ASEAN Beat

Myanmar’s Minerals Deal

Recent Features

ASEAN Beat | Security | Southeast Asia

Myanmar’s Minerals Deal

In the scramble for access to the nation’s rare earth deposits, a non-state armed group holds the cards.

Myanmar’s Minerals Deal

Cadets of the Kachin Independence Army (KIA) preparing for military drills at the group’s headquarters in Laiza, Kachin State, Myanmar, October 2016.

Credit: Paul Vrieze (VOA)

An American businessman based in Yangon recently pitched the Trump administration on a questionable minerals deal.

According to Reuters, the ex-Marine floated the idea of a U.S.-brokered truce between Myanmar’s military and an armed group that captured rare earth mines in a landlocked region near the border with China. The proposal, presented to the office of Vice President JD Vance, envisioned an alternate supply chain, routing the transportation and processing of the minerals through India.

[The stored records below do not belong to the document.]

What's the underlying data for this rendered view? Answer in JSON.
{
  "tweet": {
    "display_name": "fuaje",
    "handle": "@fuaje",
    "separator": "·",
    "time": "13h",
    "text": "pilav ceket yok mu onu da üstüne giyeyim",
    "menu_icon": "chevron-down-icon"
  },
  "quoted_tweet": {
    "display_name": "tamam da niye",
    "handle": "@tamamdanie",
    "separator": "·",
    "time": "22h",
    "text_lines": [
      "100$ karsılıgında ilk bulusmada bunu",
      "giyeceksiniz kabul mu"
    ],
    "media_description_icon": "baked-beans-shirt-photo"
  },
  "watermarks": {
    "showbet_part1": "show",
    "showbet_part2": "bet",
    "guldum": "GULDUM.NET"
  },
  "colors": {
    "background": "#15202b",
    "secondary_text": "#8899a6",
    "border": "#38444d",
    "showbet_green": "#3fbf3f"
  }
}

The high-level engagement, described as a “courtesy” to the American overseas business community, was an unspoken acknowledgement of the rising international profile of the Kachin Independence Army (KIA). The armed group’s seizure of the Chipwe-Pangwa mining belt in October was a notable inflection point in its decades-long insurgency.

The KIA’s victory cemented the Kachin insurgents’ role as de facto “gatekeeper of strategic resources” in Myanmar, wrote Amara Thiha, a fellow at the Washington, D.C.-based Stimson Center.

At its peak in 2023, the largely illicit rare earth trade injected more than a billion dollars into Myanmar’s economy. The northeast region is rich in ores containing dysprosium and terbium, elements used in the manufacture of high-performance magnets. Dysprosium alloys prevent smartphones from overheating, and terbium is used in energy-efficient lighting.

Rare earth oxides extracted from the Kachin hill slopes using leaching agents are trucked across the border to China, which has a virtual monopoly on the refining of ores and the production of magnets. Given its investment in the supply chain, China should have been the obvious candidate to broker a truce between the military and the Kachin rebels.

Apart from a shared interest in ore extraction, however, the KIA’s goals for an integrated homeland are not aligned with Beijing’s need for military-backed stability in Myanmar. China reportedly urged the rebels to abandon their efforts to capture Bhamo, a strategically important city on the Irrawaddy River. “If the KIA can capture Bhamo, it will effectively control all of eastern Kachin State,” commented Michael Martin of the Center for Strategic &  International Studies (CSIS) in Washington, D.C.

Reuters reported that Beijing had threatened to cut off rare earths purchases if the KIA persists with its offensive in Bhamo.

Customs data shows that China’s imports were down by 50 percent in the first few months of 2025 as the fighting intensified. Airstrikes by the military reportedly killed 4,600 KIA-led fighters and severely damaged parts of Bhamo. “An early ceasefire and peace talks between the Myanmar military and the Kachin Independence Army are in the common interests of China and Myanmar as well as their people,” said a spokesperson for the Ministry of Foreign Affairs in Beijing.

However, a political analyst in Kachin State said the rebels had started exploring “alternative options” for the minerals. Dan Seng Lawn, executive director of Kachinland Research Centre, who had attended an online discussion with a team from India, pointed out that internal “power dynamics” in Myanmar were shifting.

India had requested rare earth samples from Myanmar and reportedly contacted companies in Japan and South Korea about collaborating on the manufacture of magnets. India’s Prime Minister Narendra Modi mentioned rare earth mining in a Facebook post after a meeting with Myanmar’s military chief Min Aung Hlaing on the sidelines of the SCO (Shanghai Cooperation Organization) Summit in August.

The plan to transport minerals along an India-Myanmar road has been met with some skepticism outside the region. The Stimson Center’s commentary notes that India’s northeastern border states are “conflict-affected” and not well connected to refining facilities further south. Gregory B. Poling, director of the Southeast Asia Program at CSIS, pointed out that “the investments necessary to transport and process in India would be enormous.”

Journalist Bertil Lintner, who wrote about his travels through the region in the book “Land of Jade: A Journey from India through Northern Burma to China,” indicated that the mountain roads between the two countries were not suitable for bulk shipments of ores.

​The western route for transporting Myanmar’s rare earths may turn out to be a commercial non-starter. But the threat of an alternate supply chain might force China to offer a better price for Kachin State’s prized minerals.